Setahun berlalu, akhirnya saya pun pindah ke tempat kerja yang baru (masih di Batam juga). Kami mengejar dan memperjuangkan karier kami masing-masing, Tia juga melanjutkan pendidikannya ke jengjang yang lebih tinggi. Kami bertiga terpisah dengan jarak yang cukup jauh, ditambah lagi dengan kesibukan yang semakin padat tak menentu. Bertemu, bercanda, tertawa, semua menjadi sesuatu yang sangat kami rindukan.
Kelangkaan bertemu semakin menjadi ketika satu-satu di antara kami menikah. Kami hanya disatukan oleh sebuah "grup absurb" di Whatsapp yang selalu membuat kami merasa tetap dekat. Di sanalah rumah tempat kami bercerita, bercanda, berbagi, dan menuangkan segala rasa ketika lelah melanda.
Sekarang kami sudah menjadi ibu rumah tangga, sibuk dengan keluarga dan urusan masing-masing. Meskipun begitu, kami masih tetap terus saling menuntun agar kami sama-sama menjadi istri dan ibu yang terbaik untuk keluarga. Terkadang kami sempatkan untuk bertemu sekaligus mengajak anak-anak kami bermain bersama-sama.
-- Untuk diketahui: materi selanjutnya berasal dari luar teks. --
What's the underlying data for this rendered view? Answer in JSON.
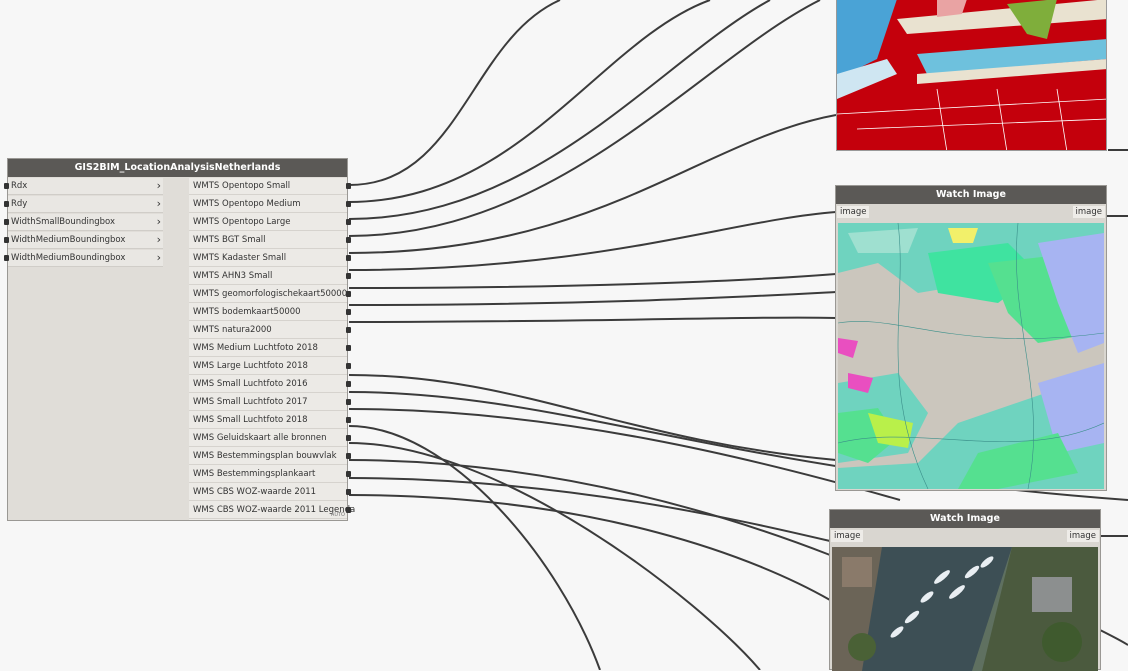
{
  "main_node": {
    "title": "GIS2BIM_LocationAnalysisNetherlands",
    "inputs": [
      "Rdx",
      "Rdy",
      "WidthSmallBoundingbox",
      "WidthMediumBoundingbox",
      "WidthMediumBoundingbox"
    ],
    "outputs": [
      "WMTS Opentopo Small",
      "WMTS Opentopo Medium",
      "WMTS Opentopo Large",
      "WMTS BGT Small",
      "WMTS Kadaster Small",
      "WMTS AHN3 Small",
      "WMTS geomorfologischekaart50000",
      "WMTS bodemkaart50000",
      "WMTS natura2000",
      "WMS Medium Luchtfoto 2018",
      "WMS Large Luchtfoto 2018",
      "WMS Small Luchtfoto 2016",
      "WMS Small Luchtfoto 2017",
      "WMS Small Luchtfoto 2018",
      "WMS Geluidskaart alle bronnen",
      "WMS Bestemmingsplan bouwvlak",
      "WMS Bestemmingsplankaart",
      "WMS CBS WOZ-waarde 2011",
      "WMS CBS WOZ-waarde 2011 Legenda"
    ],
    "auto_label": "AUTO"
  },
  "watch1": {
    "title": "Watch Image",
    "input_label": "image",
    "output_label": "image"
  },
  "watch2": {
    "title": "Watch Image",
    "input_label": "image",
    "output_label": "image"
  },
  "colors": {
    "wire": "#3b3b3b",
    "node_header": "#5b5956",
    "node_body": "#e0ddd8",
    "canvas": "#f7f7f7"
  }
}
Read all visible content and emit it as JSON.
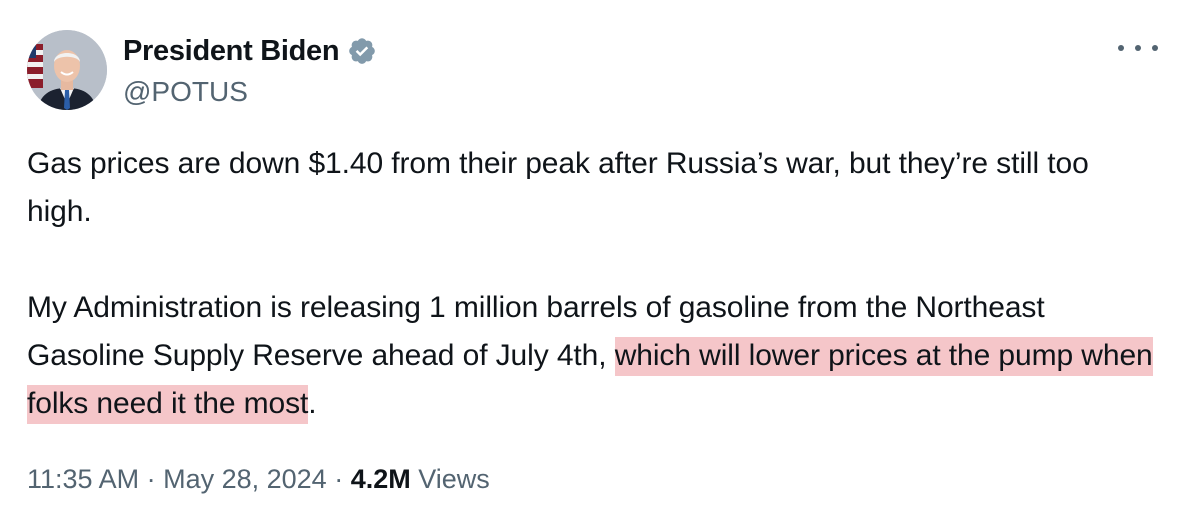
{
  "author": {
    "display_name": "President Biden",
    "handle": "@POTUS",
    "verified": true,
    "avatar_icon": "portrait-avatar"
  },
  "more_icon": "more-horizontal-icon",
  "tweet": {
    "line1": "Gas prices are down $1.40 from their peak after Russia’s war, but they’re still too high.",
    "line2_plain": "My Administration is releasing 1 million barrels of gasoline from the Northeast Gasoline Supply Reserve ahead of July 4th, ",
    "line2_highlight": "which will lower prices at the pump when folks need it the most",
    "line2_end": "."
  },
  "meta": {
    "time": "11:35 AM",
    "sep1": " · ",
    "date": "May 28, 2024",
    "sep2": " · ",
    "views_count": "4.2M",
    "views_label": " Views"
  },
  "colors": {
    "text": "#0f1419",
    "secondary": "#536471",
    "highlight": "#f5c6c9",
    "verified_badge": "#829aab"
  }
}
Alhamdulillah kami punya suami yang mengerti bagimana kami bersahabat, jadi tidak mempersulit keinginan kami untuk sesekali bertemu.
Penerus kami, setahun yang lalu (2018) |
Penerus kami (2019) |
Sahabat Sehidup Sesurga
Anak-anak semakin besar. Kurang 1 anak saya yang lagi tidur. :) |
Ibnul Jauzi pernah berpesan kepada sahabat-sahabatnya sambil menangis, “Jika kalian tidak menemukan aku nanti di surga bersama kalian, maka tolonglah bertanya kepada Allah tentang diriku, ‘Wahai Rabb kami, hamba-Mu fulan, sewaktu di dunia selalu mengingatkan kami tentang Engkau. Maka masukkanlah dia bersama kami di surga-Mu’.”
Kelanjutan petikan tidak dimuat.